Mini-Krimi: Mit Mephisto unter einer Decke
Im Grunde war es ganz einfach – es kam nur auf die richtige Mischung an! Abends ein kleines Tröpfchen in den Abendtee. Morgens eine Prise unter den Kaffee gemischt … das musste doch einfach funktionieren. Dachte er. Denn mit anderen Mitteln würde er wohl nie aus dieser Zweisamkeit herauskommen; eine Gemeinschaft, die mehr war als eine Wohngemeinschaft: Eine Fessel! Anfangs hatte ihm sein lieber Professor angeboten, ein Weilchen bei ihm zu wohnen, das war sicher nett gewesen. Und da es in jener verträumten kleinen Universitätsstadt sehr schwierig war, eine angemessene Wohnstatt zu finden, hatte er gerne angenommen. Aber aus dem gemeinsamen Wohnen war mehr geworden. Zuerst eine zurückhaltende Männerfreundschaft, bei der nicht zu viel gesprochen wurde. Ein gemeinsames Bierchen am Abend, vielleicht ein Spaziergang am Sonntag. Doch dann fühlte er langsam, wie sich die Zuneigung des Lehrers wie Schlingen um ihn legten. Es konnte geschehen, dass er nachts aufwachte, aber nicht die Augen öffnete aus Angst, den anderen zu sehen: Am Bett stehend, ihn anstarrend. Er glaubte dessen Atemzüge zu hören. Was würde der machen, wenn er tief schlief?
Die Seltsamkeiten nahmen zu. Seine Zahnbürste fühlte sich plötzlich fremd an, als hätte sie jemand benutzt. Ihm wurde übel bei dem Gedanken. Die Papiere in seiner Schreibtischschublade wirkten umgeordnet, ohne dass er eine konkrete Veränderung benennen konnte. Und seine Wäsche schien über Nacht die Fächer zu wechseln.
Auszug? Niemals. Mit der Zeit war die Gemeinsamkeit so innig, dass daran nicht zu denken war. Einmal hatte er dem Alten gegenüber angedeutet, dass es da eine gewisse junge Frau gäbe und man womöglich zusammenziehen wollte. Er hatte dabei ganz vage und unbestimmt gesprochen, nur vorfühlen wollen! Wenige Tage später war seine Angebetete abends auf dem Heimweg von einem Unbekannten überfallen worden. Man fand ihre Leiche erst am nächsten Morgen, nicht weit von ihrem Wohnhaus. Erwürgt.
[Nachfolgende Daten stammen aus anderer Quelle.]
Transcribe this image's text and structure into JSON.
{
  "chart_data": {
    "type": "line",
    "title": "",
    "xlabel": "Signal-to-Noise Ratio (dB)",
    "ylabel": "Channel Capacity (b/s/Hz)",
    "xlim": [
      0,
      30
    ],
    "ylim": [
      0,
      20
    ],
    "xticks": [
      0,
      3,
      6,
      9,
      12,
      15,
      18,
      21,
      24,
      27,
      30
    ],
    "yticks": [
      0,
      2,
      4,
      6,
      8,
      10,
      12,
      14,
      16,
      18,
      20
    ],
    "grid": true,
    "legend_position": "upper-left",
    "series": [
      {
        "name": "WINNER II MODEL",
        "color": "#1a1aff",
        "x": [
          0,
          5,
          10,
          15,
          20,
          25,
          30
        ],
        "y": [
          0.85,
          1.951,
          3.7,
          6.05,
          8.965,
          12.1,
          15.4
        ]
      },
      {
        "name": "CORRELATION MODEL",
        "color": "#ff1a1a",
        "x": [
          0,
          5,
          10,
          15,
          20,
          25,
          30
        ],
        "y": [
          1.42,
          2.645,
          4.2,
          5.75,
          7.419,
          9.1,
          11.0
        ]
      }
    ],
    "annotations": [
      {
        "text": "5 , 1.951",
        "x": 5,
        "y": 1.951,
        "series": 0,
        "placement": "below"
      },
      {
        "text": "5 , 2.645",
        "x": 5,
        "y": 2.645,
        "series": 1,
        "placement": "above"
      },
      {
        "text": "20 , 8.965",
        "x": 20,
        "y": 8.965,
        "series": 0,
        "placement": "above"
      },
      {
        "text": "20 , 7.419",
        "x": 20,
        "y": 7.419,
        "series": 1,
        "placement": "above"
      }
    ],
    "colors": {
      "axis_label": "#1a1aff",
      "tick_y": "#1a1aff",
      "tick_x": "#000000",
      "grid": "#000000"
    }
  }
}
Danach war er vorsichtig geworden. Nur noch geheime Liebschaften ohne Zukunftspläne. Er wusste, dass der andere ihn in der Hand hatte. Der hätte seine Karrierepläne in Sekundenschnelle zerstört. Er wusste, er war ein Nichts ohne ihn. Und doch war nun der Punkt erreicht, da er es nicht mehr ertragen konnte.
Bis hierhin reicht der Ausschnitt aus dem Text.